Known as the 'Serbinator' on his best machine-like days, here Djokovic showed his other, emotional side, hurling one racquet into the empty stands and then smashing another against the net post as he fell to a 6-4 6-7 (6-8) 6-3 defeat.

This was the third time Djokovic, who had not lost back-to-back matches since 2019, has played for bronze at the Olympics but a 2008 victory over James Blake in Beijing remains his only medal.

He will be 37 in Paris in three years' time but insisted he would continue his quest, while his immediate priority is to rest and recover both mentally and physically in time for his biggest goal - to win the US Open and become the first man in more than 50 years to complete the calendar grand slam.

"I do have a regret for not winning a medal for my country," said Djokovic.

"But I don't regret coming to the Olympics at all.

"I believe there is no coincidence in life, everything happens for a reason, and I had some heartbreaking losses at Olympic Games, and I know that those losses have usually made me stronger, in every aspect.

"I know that I will bounce back.
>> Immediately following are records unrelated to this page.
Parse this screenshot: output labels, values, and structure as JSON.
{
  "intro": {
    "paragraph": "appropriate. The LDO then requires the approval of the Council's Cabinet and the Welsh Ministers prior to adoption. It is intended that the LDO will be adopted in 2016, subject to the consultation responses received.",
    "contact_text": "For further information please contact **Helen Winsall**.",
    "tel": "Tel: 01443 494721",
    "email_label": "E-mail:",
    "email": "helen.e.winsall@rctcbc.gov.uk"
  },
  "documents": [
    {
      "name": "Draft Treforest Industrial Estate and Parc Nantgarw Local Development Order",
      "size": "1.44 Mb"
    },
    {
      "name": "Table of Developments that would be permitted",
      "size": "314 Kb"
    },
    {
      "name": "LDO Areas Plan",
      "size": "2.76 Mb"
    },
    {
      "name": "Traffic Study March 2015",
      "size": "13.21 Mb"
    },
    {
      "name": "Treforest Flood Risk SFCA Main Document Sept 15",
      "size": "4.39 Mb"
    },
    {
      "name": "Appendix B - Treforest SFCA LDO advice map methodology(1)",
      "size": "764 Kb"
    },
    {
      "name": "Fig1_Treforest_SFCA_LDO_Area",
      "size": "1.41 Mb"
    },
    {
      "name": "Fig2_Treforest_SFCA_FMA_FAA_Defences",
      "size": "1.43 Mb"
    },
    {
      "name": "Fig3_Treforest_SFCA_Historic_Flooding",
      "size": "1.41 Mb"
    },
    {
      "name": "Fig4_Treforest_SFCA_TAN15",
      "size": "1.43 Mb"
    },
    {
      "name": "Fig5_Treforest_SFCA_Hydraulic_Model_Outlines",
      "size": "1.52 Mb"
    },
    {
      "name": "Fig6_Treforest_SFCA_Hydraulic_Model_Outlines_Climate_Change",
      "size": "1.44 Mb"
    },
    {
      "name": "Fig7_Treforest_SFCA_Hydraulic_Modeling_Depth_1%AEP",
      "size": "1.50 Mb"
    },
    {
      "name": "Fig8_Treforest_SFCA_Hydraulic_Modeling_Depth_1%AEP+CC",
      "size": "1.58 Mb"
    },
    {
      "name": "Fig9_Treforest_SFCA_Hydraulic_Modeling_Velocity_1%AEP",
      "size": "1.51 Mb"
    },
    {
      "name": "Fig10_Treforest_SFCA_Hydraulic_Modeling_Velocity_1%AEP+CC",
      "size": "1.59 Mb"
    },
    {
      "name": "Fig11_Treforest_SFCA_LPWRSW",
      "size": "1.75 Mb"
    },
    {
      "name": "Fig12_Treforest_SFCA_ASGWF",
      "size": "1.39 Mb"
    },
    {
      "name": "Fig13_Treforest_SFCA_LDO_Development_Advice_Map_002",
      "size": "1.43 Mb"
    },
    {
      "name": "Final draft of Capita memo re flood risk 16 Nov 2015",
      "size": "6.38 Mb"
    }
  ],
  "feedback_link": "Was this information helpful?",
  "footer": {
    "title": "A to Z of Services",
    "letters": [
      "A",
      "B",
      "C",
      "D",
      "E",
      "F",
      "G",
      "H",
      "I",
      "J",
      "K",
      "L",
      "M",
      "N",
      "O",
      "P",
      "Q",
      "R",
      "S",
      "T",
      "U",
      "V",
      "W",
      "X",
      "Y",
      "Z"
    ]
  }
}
I will try to keep going for Paris Olympic Games, I will fight for my country to win medals and I'm sorry that I disappointed a lot of sports fans in my country - but that's sport.

"I gave it all, whatever I had left in the tank, which was not so much.

"I felt it out on the court. The consequences, physically hopefully, will not create a problem for me for US Open. That's something that I'm not sure about right now.

"But I'm not regretting giving it all because, when you play for your country, that's necessary."

Carreno Busta was the opponent at the US Open last summer when Djokovic was defaulted for hitting a line judge with a ball and, when the Spaniard saved a break point in the opening game, his opponent flung his racquet into the stands.

Remarkably, he did not receive a warning, and Carreno Busta was clearly shocked that Djokovic was not given a point penalty when he angrily destroyed another racquet after falling 3-0 behind.

Djokovic said: "It was an emotional outburst and it happens. It's not the first time and not the last time, probably.

"It's not nice, of course, but it's part of, I guess, who I am. I don't like doing these things. I'm sorry for sending this kind of message but we're all human beings and sometimes it's difficult to control your emotions."